ZFP36L1 is the key mediator of preserving genome stability during aphidicolin-induced replication stress

RNA binding proteins are the heart of post transcriptional regulation of gene expression. Dysregulation of mRNA stability has been linked to a range of diseases due to overexpression of genes encoding, growth factors, inflammatory cytokines and proto-oncogenes. The small group of remarkably similar ZFP36 proteins have been linked to a plethora of roles in regulation of immunity and cell differentiation. In particular, ZFP36L1, an ARE-binding protein, plays a pivotal role in cell fate determination underlying normal physiological processes and in disease. Despite the existence of considerable proportion of scientific literature, several questions around the multiple targets and location-specific roles played by this protein largely remains unclear. Our laboratory has recently developed a CRISPR KO system of ZFP36L1 in osteosarcoma cells and demonstrated vividly the requirements of ZFP36L1 in preserving genome instability in the presence of replication stress. The study presented here aims at conclusively showing whether these proteins can compensate for the deficiency of one or more of the others. Most importantly, filling in these gaps in knowledge will be crucial to demonstrate and to successfully harness ZFP36L1 as a cancer vulnerability drug target for therapeutic applications. In this direction, we have developed a streamlined approach for generation of CRISPR ZFP36L1 knockouts in a tetracycline-inducible U-2OS system. We show that loss of ZFP36L1 resulted in increased levels of hallmarks of RS-associated genomic instability that could be attributed to the defects in phosphorylation of the master cell cycle regulator CHK2 exhibiting increased mitotic defects including: chromosome breaks, DNA double strand breaks, chromosome mis-segregation, micronuclei, 53BP1 G1-nuclear bodies and CFS fragility. Interestingly, we also demonstrate that ZFP36L1 binds chromatin independently of replication stress implicating potential roles of ZFP36L1 in events associated with DNA replication/repair.

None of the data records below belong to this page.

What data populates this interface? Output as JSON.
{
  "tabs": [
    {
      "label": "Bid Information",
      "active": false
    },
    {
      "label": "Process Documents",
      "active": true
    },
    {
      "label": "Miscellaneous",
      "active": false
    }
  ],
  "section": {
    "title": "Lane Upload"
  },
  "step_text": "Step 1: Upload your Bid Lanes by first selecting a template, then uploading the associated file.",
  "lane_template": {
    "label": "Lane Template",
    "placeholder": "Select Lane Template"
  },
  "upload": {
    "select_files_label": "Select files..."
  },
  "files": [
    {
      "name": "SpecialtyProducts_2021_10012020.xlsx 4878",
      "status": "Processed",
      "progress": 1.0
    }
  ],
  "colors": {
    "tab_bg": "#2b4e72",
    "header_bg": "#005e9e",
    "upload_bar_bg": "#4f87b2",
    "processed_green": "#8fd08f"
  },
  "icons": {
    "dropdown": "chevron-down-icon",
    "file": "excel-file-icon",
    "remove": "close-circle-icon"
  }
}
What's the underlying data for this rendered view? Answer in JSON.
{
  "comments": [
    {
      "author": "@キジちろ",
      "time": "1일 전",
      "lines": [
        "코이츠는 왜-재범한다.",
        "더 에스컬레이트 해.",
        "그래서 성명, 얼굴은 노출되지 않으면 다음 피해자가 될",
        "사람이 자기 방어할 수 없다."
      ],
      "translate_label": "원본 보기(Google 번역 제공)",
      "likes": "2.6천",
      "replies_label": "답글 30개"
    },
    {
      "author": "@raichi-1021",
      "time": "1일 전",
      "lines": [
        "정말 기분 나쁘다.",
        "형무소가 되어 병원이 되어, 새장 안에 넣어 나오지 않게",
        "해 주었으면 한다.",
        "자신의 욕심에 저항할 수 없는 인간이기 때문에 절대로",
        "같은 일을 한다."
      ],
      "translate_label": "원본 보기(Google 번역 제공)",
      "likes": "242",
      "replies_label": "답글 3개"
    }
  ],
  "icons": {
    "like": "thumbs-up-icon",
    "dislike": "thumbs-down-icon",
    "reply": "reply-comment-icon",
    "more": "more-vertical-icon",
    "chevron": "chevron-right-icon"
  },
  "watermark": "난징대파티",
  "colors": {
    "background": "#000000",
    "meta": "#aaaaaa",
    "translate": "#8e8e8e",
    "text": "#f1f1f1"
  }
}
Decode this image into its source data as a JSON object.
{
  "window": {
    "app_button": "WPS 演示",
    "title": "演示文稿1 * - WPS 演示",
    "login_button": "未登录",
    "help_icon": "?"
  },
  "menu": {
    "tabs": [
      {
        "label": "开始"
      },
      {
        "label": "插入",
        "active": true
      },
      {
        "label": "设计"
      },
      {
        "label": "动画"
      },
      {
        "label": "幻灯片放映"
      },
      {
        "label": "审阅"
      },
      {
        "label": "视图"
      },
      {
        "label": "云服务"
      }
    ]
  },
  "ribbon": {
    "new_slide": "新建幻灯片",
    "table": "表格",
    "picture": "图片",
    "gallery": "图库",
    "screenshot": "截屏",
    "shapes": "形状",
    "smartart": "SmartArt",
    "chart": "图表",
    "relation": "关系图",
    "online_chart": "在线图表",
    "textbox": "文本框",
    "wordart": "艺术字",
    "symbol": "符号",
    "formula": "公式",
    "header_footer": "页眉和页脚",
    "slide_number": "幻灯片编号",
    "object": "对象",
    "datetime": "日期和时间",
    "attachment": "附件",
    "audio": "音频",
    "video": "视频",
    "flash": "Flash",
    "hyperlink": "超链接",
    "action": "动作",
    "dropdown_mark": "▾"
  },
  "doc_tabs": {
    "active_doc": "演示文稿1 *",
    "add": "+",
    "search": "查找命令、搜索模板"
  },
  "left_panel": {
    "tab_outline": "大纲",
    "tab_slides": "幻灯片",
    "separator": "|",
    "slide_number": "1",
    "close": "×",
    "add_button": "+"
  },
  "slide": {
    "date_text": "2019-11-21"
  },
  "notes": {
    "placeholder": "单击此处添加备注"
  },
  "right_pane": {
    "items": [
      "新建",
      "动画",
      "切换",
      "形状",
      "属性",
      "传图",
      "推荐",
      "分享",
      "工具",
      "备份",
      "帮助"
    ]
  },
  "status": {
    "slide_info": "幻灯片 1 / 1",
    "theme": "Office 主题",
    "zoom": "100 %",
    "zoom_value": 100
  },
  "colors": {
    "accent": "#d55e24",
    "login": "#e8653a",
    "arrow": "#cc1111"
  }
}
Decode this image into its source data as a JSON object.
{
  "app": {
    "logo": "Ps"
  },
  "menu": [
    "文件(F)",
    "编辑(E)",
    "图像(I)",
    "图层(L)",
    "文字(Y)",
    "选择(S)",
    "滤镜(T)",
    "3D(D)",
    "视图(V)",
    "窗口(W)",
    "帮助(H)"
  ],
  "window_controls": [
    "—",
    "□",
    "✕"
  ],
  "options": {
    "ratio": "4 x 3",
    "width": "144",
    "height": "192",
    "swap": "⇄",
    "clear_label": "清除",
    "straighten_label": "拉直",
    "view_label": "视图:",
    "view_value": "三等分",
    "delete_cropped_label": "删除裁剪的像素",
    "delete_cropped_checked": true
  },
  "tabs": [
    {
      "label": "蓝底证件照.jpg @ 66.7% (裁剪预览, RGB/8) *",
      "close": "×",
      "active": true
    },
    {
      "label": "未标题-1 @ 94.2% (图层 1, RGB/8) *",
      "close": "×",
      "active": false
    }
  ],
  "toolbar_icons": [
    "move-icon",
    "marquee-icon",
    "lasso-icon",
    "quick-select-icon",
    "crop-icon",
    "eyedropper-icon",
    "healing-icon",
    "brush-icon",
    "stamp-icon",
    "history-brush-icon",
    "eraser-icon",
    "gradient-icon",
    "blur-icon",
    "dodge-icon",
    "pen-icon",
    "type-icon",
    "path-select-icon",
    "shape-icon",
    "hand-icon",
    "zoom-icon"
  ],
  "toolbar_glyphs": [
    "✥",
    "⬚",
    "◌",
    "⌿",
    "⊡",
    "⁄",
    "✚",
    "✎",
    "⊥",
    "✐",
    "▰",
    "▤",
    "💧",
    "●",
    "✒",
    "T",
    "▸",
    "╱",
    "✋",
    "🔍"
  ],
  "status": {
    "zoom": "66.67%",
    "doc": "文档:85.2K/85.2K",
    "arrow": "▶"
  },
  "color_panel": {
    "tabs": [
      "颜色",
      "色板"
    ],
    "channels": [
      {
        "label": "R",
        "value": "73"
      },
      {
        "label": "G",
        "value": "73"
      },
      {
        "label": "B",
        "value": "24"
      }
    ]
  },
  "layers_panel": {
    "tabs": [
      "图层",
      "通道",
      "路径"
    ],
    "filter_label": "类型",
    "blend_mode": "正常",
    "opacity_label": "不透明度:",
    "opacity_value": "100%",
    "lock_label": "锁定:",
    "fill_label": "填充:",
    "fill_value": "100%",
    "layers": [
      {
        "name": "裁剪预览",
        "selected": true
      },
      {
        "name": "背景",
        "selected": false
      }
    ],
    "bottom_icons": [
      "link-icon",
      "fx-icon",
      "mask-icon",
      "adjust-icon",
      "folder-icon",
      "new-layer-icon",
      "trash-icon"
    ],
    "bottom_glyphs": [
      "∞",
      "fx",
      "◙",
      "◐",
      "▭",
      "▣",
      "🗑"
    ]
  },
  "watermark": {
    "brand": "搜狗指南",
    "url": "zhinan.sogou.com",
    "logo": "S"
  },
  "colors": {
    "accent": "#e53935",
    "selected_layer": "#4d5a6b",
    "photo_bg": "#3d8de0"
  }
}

We show that inducible expression of ZFP36L1 resulted in the reversal of phenotype associated with ZFP36L1 loss suggesting ZFP36L1 is essential in limiting the impact of replication-stress. Taken together our studies propose that ZFP36L1 is crucial for preserving the genome and that loss of ZFP36L1 results in defective DNA repair at CFS through deficiencies in CHK2 activation resulting in genomic instability.